Reflecting on day one of my bleed and how intentional I have been today so that I can still do the things that I have to do (e.g. go to work) while still making sure that I 'slow down'.
As I have gotten to know my cycle better over the last year of journeying deeply with her I have come to the realisation that slowing down during my bleed time - my inner winter - is the BEST thing I can do for myself to help ease my debilitating symptoms (more on that another time) and be able to function like a half normal human.
And that doesn't mean disappearing from the world for the next 3-5 days no matter how tempting and for me sometimes necessary that is. But it does mean doing things with more intention, more slowness and more ease - even the things that I don't really feel like doing at this time in my cycle AND letting go of the things that can wait a few days (e.g. housework)
And today has been a really good example of that for myself to recognise and acknowledge. I woke this morning not really knowing if I would start bleeding today as I was on day 36 of my cycle and technically 4 days overdue. I had been experiencing some light cramping which is usually a telltale sign but no blood had come. Then this morning after a trip to the bathroom there she was, my beautiful blood and day 36 became day 1 of my cycle. Winter had come.
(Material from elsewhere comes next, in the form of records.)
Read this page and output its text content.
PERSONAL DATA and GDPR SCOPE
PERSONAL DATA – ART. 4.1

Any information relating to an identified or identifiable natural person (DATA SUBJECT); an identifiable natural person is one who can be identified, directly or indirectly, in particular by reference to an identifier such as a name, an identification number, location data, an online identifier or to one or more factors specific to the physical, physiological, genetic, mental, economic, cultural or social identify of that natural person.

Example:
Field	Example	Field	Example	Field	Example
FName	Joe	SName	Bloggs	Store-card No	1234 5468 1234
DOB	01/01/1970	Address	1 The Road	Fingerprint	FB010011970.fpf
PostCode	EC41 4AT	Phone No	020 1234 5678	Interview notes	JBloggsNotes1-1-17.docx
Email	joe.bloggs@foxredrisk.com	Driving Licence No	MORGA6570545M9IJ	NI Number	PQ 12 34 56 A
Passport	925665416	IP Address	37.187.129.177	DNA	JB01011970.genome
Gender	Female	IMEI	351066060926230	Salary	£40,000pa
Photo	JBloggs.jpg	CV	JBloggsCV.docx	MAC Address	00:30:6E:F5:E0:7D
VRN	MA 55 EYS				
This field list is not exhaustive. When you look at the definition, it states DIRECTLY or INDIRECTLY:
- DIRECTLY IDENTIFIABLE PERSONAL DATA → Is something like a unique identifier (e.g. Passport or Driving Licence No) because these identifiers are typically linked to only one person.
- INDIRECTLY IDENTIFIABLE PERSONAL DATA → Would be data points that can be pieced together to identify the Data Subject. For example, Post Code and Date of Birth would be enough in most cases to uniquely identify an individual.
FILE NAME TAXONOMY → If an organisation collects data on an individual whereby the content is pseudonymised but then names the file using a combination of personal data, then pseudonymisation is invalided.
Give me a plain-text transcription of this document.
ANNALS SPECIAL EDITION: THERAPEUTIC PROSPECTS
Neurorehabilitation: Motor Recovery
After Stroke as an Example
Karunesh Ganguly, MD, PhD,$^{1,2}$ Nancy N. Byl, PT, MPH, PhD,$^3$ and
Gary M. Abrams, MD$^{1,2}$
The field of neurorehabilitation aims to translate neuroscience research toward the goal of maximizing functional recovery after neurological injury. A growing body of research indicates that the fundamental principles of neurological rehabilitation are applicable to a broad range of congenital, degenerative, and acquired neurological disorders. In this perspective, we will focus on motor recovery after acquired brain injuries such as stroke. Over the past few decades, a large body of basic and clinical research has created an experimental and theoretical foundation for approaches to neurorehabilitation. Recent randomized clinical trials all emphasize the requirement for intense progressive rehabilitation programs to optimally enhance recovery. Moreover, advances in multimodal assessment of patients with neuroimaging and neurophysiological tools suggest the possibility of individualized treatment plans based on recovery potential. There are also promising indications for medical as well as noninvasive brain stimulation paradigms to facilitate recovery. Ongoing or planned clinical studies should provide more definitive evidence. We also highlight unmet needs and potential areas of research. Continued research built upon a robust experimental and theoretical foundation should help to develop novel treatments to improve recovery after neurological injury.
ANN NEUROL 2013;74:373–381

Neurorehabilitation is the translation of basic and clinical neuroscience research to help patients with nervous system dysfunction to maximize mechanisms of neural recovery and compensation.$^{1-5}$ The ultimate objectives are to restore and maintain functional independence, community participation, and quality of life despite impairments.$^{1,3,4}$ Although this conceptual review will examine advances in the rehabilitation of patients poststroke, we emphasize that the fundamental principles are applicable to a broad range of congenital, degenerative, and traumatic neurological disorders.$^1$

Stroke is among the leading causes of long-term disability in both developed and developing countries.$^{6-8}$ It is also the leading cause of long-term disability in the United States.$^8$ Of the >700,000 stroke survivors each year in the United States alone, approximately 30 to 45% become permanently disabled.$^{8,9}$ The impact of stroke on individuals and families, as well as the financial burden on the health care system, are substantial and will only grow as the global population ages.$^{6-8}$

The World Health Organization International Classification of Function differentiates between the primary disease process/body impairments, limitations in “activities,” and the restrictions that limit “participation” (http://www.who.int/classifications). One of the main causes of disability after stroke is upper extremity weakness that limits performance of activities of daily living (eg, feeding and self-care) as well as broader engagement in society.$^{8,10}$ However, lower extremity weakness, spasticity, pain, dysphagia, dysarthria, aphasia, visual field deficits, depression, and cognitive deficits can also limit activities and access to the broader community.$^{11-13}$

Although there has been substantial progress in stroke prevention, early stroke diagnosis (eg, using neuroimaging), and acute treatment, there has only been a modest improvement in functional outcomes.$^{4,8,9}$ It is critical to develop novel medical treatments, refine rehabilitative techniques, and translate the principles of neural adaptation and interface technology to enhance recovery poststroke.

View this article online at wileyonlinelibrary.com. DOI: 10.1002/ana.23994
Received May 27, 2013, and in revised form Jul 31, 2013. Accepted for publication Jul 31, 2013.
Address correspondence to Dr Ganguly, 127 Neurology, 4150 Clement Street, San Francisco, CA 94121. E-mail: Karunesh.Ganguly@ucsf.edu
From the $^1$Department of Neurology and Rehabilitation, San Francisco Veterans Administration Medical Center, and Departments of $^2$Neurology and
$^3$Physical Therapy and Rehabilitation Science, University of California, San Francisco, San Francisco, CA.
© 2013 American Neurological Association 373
But I had to go to work today. I had deadlines to meet. And so I chose to just go slow. To not rush into my day. To complete my morning routine and get ready for work with ease and compassion for myself. I put on a beautiful 'chill' playlist and I did everything slowly. Made my breakfast, had a shower, got ready for work. There was no rushing. And it felt so good, so spacious, so nourishing.
And this was a great example to myself that even though I had my period and was potentially about to descend into my usual cave of pain and suffering, that I was still able to get things done but in a way that was really supportive.
And when I got to work I let my lovely colleagues know that I was one day one of my bleed and that I might be a bit slower today but I would still complete my assigned tasks and I ended up having a really good day despite some of my usual symptoms starting to flair up.
I drove home with the same chilled playlist on, made myself a delicious cup of cacao (which is a beautiful supportive womb medicine) and sat to reflect on the day.
It was so different to previous periods and for sure I still have another 2-3 days where my usual symptoms may show themselves but for now day was really beautiful which is something I never in a million years thought I would say about my period.
So how can you be more intentional during your inner winter?
What was can you slow down?
It doesn't have to be something big that takes up a lot of time although if you do have the capacity for that I highly recommend you do. But even if it is a simple 5 minutes mediation with some calming essential oils or taking a 30 minute nap during the day. Or drinking your morning beverage outdoors in the sun. Please make some time for yourself. It will be the best gift you can give yourself during this time of rest and dreaming.